Figures obtained by The Sunday Age from three Sentencing Advisory Council reports show that men aged over 40 who rape minors - especially those in their care - are more likely to be sent to jail than younger offenders, but many still escape prison terms. If the rapist is aged under 20 and the victim is over 10, the rapist is almost certain to walk away with a community-based order. The figures come in the wake of comments by the Director of Public Prosecutions, Jeremy Rapke, who accused judges of being insensitive to child sex victims' suffering after Justice Michael Kelly ridiculed the impact statement of a man who was raped as a 13-year-old by a 24-year-old male.

The figures relate to a five-year period from June 2001, when a total of 307 people (including 11 women) were convicted of raping children aged under 16. Fewer than half, just 141, were sent to jail. But a breakdown of the figures reveals a wide variation in sentencing patterns depending on the victim's age.
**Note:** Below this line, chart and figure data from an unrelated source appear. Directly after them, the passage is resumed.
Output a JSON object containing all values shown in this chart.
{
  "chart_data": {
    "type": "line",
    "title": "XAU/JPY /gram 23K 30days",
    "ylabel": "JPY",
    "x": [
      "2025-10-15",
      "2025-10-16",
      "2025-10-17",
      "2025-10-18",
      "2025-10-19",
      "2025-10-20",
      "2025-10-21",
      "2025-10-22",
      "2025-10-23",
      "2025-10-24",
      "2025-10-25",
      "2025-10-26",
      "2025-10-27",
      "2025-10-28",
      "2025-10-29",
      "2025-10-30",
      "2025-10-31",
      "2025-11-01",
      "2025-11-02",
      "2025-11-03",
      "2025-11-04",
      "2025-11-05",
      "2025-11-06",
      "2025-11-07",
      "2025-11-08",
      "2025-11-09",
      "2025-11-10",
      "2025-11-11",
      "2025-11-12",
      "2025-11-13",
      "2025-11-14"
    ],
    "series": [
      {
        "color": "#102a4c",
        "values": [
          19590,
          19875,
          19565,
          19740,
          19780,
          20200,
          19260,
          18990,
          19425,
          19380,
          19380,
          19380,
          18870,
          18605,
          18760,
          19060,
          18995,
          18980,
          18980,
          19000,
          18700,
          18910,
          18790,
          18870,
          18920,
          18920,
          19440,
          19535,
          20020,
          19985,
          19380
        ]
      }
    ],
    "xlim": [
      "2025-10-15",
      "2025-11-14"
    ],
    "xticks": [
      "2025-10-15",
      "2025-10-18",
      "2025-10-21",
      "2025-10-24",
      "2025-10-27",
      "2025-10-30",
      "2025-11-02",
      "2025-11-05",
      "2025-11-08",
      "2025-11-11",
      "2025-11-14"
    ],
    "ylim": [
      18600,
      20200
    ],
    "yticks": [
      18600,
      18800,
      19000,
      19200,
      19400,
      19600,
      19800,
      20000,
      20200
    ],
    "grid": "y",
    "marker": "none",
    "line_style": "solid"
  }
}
Victoria's County and Supreme Court records show that of the 193 people convicted of raping children aged 10 to 16, just 60 were jailed; 39 received wholly suspended sentences.

Childwise chief executive Bernadette McMenamin said the low sentencing rate for sex crimes against children over 10 showed many victims were being treated as adults by the courts. "Child sexual abuse is child sexual abuse," she said. "No matter what the age or age difference. You are still a child and people fail to recognise that - it is still childhood." The abuse of an older child could sometimes have a more devastating impact.

Another report, on the sentencing of rapists of children under 10, revealed higher imprisonment rates, with 59 of the 86 rapists being sent to jail. The third report examined the treatment by the courts of adults who raped children in their care, authority or supervision. It showed judges were least tolerant of predatory teachers, foster parents, youth workers, sports coaches, religious ministers and health professionals, with 22 of the 28 who were convicted being sent to jail.

But children's advocates say the overall low imprisonment rates will not deter child sex abusers. They fear they will instead discourage victims and their families from reporting child rapes - the vast majority of which never make it to court. Australian Childhood Foundation chief executive Joe Tucci said the low imprisonment rate was appalling. A Royal Children's Hospital study of 106 children who were sexually abused, showed charges were laid in just 12% of the cases, and only five resulted in prosecution, he said. "Without convictions and punishment it reinforces for these children what these perpetrators have told them 'You are to blame, you made me do it because you didn't say no the first time'. It's sickening. We fail our children all the time," Mr Tucci said.

Sentencing Advisory Council chairman Professor Arie Freiberg said an offender's age seemed to determine whether they were jailed. He said the heaviest sentences were dealt to adults in positions of authority or care. "It's as much about breach of trust as it is the sexual offence," he said. "These children are not only unable to consent, but the age group is so significantly different . there can be no excuse that she was my 'girlfriend'."

Former prison chaplain Father Peter Norden said jail was no place for young sex offenders because it linked them with recidivist sex criminals. Instead, health, social and educational interventions worked best in rehabilitating young offenders. Childwise will release a booklet next month to help parents recognise potential predators.